There are tons of different types of creatine on the market — monohydrate, creapure, ethyl ester, kre-alkalyn, micronized — but what do they all do? Do they do the same thing, in fact? You might be aware that creatine is by far the world’s most studied supplement, and while the consensus is that for sure, it does what we claim it does, which is improve explosive power output, the jury is still out on which form works best.
That’s partly because, as suggested, a lot of the various types of creatine do work the same, in the end. The key differences are found when it comes to dosage and speed of absorption.

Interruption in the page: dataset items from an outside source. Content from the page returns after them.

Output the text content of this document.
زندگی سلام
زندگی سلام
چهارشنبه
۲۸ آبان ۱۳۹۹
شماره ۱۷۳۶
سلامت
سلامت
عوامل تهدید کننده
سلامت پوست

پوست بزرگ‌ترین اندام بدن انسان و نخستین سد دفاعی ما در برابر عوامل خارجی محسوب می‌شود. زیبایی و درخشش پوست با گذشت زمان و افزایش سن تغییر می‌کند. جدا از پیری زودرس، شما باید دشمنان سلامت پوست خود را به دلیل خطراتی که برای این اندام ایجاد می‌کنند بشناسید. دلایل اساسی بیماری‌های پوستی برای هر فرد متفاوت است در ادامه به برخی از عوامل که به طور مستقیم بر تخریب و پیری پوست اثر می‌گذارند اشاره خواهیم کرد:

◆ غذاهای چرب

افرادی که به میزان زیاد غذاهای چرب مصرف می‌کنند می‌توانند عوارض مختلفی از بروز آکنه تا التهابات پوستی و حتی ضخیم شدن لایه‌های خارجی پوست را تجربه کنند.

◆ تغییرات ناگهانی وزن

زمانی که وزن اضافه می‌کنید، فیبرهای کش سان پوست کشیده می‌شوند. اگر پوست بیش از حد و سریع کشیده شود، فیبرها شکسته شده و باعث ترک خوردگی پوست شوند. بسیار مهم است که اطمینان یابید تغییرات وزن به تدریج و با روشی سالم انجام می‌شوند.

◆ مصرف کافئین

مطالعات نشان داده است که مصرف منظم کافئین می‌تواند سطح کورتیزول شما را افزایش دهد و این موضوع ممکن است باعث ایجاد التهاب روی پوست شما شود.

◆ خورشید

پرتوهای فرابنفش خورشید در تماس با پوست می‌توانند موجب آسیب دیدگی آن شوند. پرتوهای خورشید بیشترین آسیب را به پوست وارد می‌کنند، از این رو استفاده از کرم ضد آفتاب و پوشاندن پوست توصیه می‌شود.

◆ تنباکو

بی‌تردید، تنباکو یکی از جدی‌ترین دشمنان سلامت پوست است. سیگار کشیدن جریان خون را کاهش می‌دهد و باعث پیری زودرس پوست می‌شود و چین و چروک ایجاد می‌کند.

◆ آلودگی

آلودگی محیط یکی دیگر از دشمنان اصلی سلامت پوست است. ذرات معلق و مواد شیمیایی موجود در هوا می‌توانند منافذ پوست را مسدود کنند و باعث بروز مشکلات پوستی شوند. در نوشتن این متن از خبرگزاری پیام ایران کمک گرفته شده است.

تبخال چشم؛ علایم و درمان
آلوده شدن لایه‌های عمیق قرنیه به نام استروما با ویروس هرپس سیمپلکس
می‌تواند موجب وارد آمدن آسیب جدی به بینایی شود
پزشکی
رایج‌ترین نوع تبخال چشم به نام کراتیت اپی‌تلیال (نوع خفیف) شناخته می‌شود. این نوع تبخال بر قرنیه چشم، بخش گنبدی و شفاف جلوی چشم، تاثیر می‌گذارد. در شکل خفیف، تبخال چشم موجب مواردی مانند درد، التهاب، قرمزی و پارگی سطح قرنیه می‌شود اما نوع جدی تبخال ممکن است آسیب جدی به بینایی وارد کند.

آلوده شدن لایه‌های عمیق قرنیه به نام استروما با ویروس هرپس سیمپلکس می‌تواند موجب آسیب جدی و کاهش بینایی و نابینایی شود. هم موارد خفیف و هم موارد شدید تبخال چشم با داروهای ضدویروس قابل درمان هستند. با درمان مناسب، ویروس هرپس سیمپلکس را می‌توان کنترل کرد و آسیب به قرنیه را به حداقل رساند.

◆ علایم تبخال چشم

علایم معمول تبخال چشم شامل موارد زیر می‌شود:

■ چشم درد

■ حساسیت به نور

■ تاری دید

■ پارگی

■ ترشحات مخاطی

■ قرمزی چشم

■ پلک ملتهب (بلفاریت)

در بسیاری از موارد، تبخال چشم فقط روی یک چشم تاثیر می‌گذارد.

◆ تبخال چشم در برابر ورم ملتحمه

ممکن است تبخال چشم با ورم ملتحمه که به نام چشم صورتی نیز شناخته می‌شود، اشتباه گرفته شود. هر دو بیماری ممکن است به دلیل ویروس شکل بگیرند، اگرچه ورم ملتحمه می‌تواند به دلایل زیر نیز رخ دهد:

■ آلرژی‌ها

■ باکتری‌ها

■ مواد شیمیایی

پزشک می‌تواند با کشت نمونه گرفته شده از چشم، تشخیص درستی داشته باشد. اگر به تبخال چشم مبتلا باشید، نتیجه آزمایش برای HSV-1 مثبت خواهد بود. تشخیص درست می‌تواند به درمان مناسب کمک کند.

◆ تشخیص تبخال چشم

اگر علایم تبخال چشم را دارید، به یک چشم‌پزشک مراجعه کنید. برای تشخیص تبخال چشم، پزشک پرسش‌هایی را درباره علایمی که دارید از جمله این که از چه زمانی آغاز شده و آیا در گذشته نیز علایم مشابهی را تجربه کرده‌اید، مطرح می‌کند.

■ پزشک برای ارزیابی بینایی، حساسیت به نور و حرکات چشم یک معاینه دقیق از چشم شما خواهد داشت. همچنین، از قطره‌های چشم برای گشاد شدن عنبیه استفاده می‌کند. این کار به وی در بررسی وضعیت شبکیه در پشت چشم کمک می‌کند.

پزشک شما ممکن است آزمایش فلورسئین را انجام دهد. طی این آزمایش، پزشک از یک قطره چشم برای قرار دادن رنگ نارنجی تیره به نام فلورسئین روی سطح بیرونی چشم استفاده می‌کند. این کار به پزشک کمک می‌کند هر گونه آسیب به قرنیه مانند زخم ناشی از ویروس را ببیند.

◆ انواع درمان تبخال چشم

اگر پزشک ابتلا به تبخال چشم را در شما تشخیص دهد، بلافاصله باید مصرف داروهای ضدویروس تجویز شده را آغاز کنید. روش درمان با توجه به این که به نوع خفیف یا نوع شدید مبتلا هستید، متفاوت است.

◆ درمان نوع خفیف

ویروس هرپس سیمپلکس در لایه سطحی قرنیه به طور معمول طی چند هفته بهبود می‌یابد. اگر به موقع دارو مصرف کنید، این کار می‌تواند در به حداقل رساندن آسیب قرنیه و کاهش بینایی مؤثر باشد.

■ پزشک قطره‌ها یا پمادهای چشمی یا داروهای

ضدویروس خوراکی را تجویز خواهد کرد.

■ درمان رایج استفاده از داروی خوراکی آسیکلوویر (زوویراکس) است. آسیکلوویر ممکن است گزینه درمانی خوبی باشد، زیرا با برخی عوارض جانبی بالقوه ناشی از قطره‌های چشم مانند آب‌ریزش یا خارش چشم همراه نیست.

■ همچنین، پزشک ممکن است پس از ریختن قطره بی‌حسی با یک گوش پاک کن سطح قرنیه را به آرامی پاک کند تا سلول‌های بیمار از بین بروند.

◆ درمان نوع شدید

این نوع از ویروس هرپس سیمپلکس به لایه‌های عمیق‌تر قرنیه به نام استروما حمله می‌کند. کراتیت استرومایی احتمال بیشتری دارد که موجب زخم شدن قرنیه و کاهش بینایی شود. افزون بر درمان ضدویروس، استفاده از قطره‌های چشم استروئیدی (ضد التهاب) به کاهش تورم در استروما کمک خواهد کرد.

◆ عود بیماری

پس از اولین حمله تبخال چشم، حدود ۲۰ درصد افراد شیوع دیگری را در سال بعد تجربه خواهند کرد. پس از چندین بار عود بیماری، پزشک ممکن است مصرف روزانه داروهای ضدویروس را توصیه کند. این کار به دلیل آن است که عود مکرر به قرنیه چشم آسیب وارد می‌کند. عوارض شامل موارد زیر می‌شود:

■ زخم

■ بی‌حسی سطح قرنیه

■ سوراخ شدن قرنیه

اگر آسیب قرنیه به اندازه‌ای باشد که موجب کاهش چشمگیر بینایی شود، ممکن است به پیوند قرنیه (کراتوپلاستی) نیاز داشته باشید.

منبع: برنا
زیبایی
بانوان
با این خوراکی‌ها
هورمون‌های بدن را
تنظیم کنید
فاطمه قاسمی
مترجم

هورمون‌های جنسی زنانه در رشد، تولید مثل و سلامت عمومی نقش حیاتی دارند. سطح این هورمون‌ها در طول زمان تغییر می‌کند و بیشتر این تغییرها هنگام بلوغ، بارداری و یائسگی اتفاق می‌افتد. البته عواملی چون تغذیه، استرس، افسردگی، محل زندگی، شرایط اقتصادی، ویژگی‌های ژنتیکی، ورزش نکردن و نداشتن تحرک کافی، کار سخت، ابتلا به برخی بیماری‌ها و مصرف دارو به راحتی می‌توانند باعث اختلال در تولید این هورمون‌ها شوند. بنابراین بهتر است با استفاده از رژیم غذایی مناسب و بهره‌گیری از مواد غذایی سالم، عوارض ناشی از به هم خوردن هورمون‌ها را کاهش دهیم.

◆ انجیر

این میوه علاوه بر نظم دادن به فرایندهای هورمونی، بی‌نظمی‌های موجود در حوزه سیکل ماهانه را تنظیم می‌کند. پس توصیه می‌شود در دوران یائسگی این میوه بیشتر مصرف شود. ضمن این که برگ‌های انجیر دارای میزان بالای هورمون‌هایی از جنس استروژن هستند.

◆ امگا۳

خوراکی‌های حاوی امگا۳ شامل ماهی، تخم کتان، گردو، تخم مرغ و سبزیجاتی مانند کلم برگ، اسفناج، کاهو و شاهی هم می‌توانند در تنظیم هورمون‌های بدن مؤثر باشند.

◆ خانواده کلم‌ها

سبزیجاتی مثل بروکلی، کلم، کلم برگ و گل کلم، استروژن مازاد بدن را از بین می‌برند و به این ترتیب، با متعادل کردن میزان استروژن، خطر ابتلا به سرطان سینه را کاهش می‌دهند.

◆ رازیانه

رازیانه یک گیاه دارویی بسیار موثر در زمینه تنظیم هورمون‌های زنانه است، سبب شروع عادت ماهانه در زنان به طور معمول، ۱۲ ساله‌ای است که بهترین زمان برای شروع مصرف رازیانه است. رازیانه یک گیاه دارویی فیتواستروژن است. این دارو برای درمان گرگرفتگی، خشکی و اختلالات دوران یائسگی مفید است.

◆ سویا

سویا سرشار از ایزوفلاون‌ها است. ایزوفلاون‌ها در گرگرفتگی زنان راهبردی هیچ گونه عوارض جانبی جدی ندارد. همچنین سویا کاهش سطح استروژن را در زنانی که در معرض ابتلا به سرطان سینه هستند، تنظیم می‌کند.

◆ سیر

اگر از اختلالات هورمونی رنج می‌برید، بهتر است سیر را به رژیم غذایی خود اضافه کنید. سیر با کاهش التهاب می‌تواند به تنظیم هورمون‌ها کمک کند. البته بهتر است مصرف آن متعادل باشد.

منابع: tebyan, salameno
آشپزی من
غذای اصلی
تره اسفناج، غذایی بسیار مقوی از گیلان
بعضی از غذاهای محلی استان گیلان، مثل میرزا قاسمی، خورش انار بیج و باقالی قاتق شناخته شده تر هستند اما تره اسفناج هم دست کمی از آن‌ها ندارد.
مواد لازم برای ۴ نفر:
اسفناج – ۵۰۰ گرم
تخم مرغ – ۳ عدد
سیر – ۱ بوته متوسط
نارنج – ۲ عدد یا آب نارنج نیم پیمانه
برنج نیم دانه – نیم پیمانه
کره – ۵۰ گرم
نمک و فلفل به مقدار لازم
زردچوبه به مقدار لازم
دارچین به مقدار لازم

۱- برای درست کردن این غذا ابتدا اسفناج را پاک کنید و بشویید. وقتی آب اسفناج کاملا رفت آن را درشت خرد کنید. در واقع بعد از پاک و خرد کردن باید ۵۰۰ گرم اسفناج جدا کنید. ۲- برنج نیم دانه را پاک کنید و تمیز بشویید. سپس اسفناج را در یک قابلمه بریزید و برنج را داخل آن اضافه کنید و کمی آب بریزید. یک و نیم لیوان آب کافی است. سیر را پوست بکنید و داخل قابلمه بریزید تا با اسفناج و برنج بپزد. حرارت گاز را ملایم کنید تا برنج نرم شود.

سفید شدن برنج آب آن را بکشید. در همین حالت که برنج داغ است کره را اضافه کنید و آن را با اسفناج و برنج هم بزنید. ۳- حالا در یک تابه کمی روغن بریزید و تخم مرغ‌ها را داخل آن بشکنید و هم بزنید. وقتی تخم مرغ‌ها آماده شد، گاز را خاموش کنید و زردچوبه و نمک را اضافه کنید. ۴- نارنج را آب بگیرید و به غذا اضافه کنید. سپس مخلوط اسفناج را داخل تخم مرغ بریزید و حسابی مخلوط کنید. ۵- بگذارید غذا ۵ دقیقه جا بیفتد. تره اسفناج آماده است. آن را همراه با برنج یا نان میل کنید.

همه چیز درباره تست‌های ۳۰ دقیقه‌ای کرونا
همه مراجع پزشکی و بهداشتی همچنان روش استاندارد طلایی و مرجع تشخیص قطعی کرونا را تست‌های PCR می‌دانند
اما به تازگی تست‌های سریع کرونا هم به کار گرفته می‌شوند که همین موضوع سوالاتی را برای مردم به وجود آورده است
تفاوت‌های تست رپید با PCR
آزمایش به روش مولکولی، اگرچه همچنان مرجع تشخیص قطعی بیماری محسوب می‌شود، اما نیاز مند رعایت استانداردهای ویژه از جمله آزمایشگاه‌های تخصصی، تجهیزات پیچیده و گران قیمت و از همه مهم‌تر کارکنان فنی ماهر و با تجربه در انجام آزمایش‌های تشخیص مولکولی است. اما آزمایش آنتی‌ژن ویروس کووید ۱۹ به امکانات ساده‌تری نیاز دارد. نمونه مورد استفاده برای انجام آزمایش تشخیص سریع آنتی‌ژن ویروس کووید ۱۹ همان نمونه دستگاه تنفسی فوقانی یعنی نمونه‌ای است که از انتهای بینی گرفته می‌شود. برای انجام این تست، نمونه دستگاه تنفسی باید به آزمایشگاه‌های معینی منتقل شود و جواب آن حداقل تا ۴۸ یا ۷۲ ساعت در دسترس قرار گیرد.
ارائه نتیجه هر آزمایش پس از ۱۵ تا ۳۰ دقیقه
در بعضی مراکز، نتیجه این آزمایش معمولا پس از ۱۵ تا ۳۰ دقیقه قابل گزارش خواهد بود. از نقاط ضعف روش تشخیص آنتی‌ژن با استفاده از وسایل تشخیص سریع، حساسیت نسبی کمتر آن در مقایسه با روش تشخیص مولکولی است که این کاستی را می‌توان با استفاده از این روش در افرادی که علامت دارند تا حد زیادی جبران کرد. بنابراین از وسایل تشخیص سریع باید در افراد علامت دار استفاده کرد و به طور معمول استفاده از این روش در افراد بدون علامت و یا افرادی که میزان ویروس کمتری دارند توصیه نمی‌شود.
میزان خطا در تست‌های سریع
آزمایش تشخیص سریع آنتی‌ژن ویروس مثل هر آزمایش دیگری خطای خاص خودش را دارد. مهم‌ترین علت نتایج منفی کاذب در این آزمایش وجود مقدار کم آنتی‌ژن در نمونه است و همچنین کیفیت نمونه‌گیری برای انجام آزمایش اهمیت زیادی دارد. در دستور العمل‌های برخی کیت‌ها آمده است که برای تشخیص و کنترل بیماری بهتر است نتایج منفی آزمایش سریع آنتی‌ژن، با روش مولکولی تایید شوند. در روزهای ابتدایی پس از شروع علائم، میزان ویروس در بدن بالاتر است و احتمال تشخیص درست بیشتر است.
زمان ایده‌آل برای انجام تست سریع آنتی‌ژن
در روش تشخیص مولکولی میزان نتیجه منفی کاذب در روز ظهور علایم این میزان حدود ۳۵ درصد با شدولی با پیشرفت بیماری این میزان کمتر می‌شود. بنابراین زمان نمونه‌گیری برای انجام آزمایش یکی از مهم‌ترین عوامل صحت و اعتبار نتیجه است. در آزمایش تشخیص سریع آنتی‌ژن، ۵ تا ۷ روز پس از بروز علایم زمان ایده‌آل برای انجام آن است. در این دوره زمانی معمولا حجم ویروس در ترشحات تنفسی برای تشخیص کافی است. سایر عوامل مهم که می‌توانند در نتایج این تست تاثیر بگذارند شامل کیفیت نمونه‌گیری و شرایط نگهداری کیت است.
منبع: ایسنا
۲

Is creatine monohydrate best for gains?
Creatine monohydrate is certainly good for gains, but that doesn’t mean it’s the best. Monohydrate is the one you’ll find most commonly, either on its own, or as part of a bundle. Typically, you’ll load up on monohydrate, then keep going with a maintenance load of around 5g a day.

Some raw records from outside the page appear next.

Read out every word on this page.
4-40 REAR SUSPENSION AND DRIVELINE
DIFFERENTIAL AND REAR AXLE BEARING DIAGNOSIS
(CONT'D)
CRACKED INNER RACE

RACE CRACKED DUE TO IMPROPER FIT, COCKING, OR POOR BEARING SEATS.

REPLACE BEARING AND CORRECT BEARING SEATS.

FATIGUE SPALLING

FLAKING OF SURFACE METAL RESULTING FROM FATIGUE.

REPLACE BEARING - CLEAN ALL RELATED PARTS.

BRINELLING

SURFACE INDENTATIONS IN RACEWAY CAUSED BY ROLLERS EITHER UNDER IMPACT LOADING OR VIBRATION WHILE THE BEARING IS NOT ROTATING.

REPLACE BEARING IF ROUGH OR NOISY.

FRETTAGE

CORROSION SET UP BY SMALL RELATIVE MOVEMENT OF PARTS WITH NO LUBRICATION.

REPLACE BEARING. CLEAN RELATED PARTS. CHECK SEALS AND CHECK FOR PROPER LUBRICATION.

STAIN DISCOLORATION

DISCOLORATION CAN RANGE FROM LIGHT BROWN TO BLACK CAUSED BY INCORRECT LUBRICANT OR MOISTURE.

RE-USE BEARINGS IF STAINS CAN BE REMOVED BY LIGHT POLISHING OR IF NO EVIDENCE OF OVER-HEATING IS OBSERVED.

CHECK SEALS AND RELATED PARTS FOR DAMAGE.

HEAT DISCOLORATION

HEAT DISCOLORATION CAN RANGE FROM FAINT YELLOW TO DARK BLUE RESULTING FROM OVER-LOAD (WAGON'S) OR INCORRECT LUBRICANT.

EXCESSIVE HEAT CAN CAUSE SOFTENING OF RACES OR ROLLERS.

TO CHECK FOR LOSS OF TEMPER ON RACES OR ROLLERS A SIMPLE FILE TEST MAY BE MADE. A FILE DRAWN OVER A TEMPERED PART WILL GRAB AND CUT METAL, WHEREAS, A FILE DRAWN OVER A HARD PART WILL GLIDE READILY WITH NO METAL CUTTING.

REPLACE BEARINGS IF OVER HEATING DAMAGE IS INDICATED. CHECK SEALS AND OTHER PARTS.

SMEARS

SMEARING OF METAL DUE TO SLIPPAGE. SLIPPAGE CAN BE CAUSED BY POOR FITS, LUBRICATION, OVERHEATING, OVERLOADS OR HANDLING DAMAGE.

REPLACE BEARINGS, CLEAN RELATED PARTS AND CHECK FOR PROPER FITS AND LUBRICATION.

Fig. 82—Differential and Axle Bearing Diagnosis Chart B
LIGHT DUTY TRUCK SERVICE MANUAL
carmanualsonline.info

It’s incredibly rare that a person becomes ill or experiences side-effects thanks to creatine. It is a naturally-occurring substance, after all (red meats contains tiny amounts of creatine.)

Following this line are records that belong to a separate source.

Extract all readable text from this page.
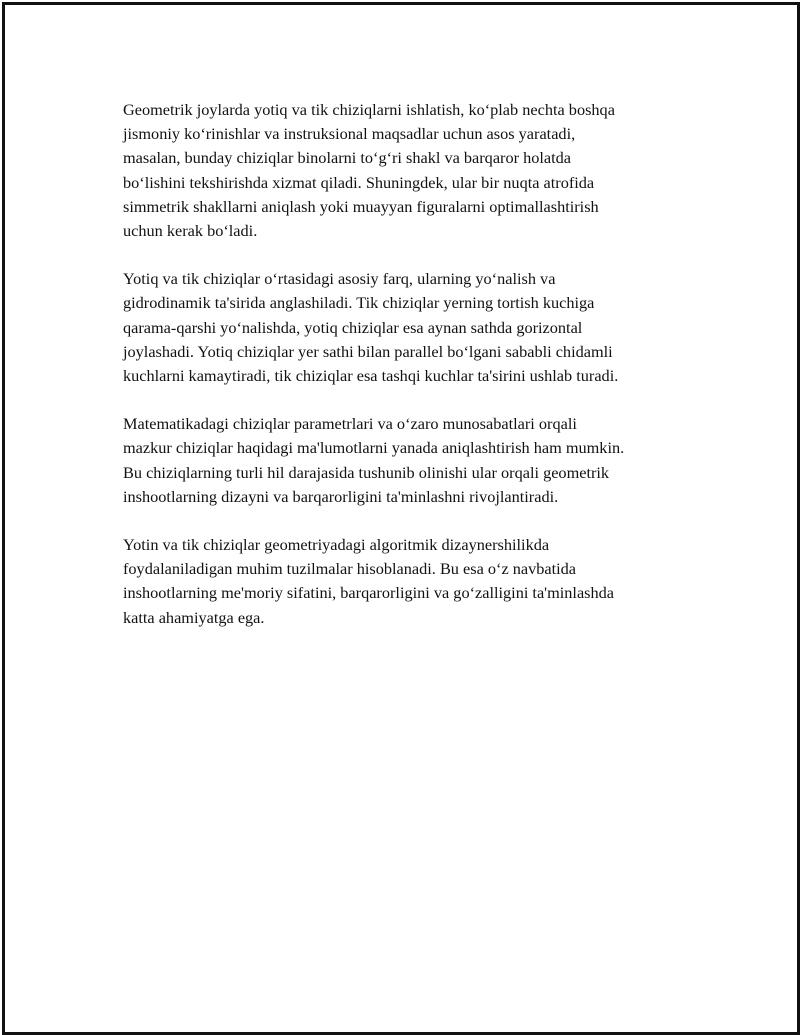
Geometrik joylarda yotiq va tik chiziqlarni ishlatish, ko‘plab nechta boshqa
jismoniy ko‘rinishlar va instruksional maqsadlar uchun asos yaratadi,
masalan, bunday chiziqlar binolarni to‘g‘ri shakl va barqaror holatda
bo‘lishini tekshirishda xizmat qiladi. Shuningdek, ular bir nuqta atrofida
simmetrik shakllarni aniqlash yoki muayyan figuralarni optimallashtirish
uchun kerak bo‘ladi.

Yotiq va tik chiziqlar o‘rtasidagi asosiy farq, ularning yo‘nalish va
gidrodinamik ta'sirida anglashiladi. Tik chiziqlar yerning tortish kuchiga
qarama-qarshi yo‘nalishda, yotiq chiziqlar esa aynan sathda gorizontal
joylashadi. Yotiq chiziqlar yer sathi bilan parallel bo‘lgani sababli chidamli
kuchlarni kamaytiradi, tik chiziqlar esa tashqi kuchlar ta'sirini ushlab turadi.

Matematikadagi chiziqlar parametrlari va o‘zaro munosabatlari orqali
mazkur chiziqlar haqidagi ma'lumotlarni yanada aniqlashtirish ham mumkin.
Bu chiziqlarning turli hil darajasida tushunib olinishi ular orqali geometrik
inshootlarning dizayni va barqarorligini ta'minlashni rivojlantiradi.

Yotin va tik chiziqlar geometriyadagi algoritmik dizaynershilikda
foydalaniladigan muhim tuzilmalar hisoblanadi. Bu esa o‘z navbatida
inshootlarning me'moriy sifatini, barqarorligini va go‘zalligini ta'minlashda
katta ahamiyatga ega.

What makes other creatines different from monohydrate?
The key thing here is absorption. When you take creatine monohydrate, your body draws more water in to absorb it, which is why you sometimes hear about people gaining water weight on creatine. It’s not super efficient, and some other forms of creatine, while they end up doing the same thing, take less effort, less water to absorb.
The less water needed to absorb the creatine, the more is absorbed. That means lower doses, or more bang for your buck.
Other forms of creatine, such as kre-alkalyn, are ‘buffered’ or bonded with other molecules, which makes them easier to absorb.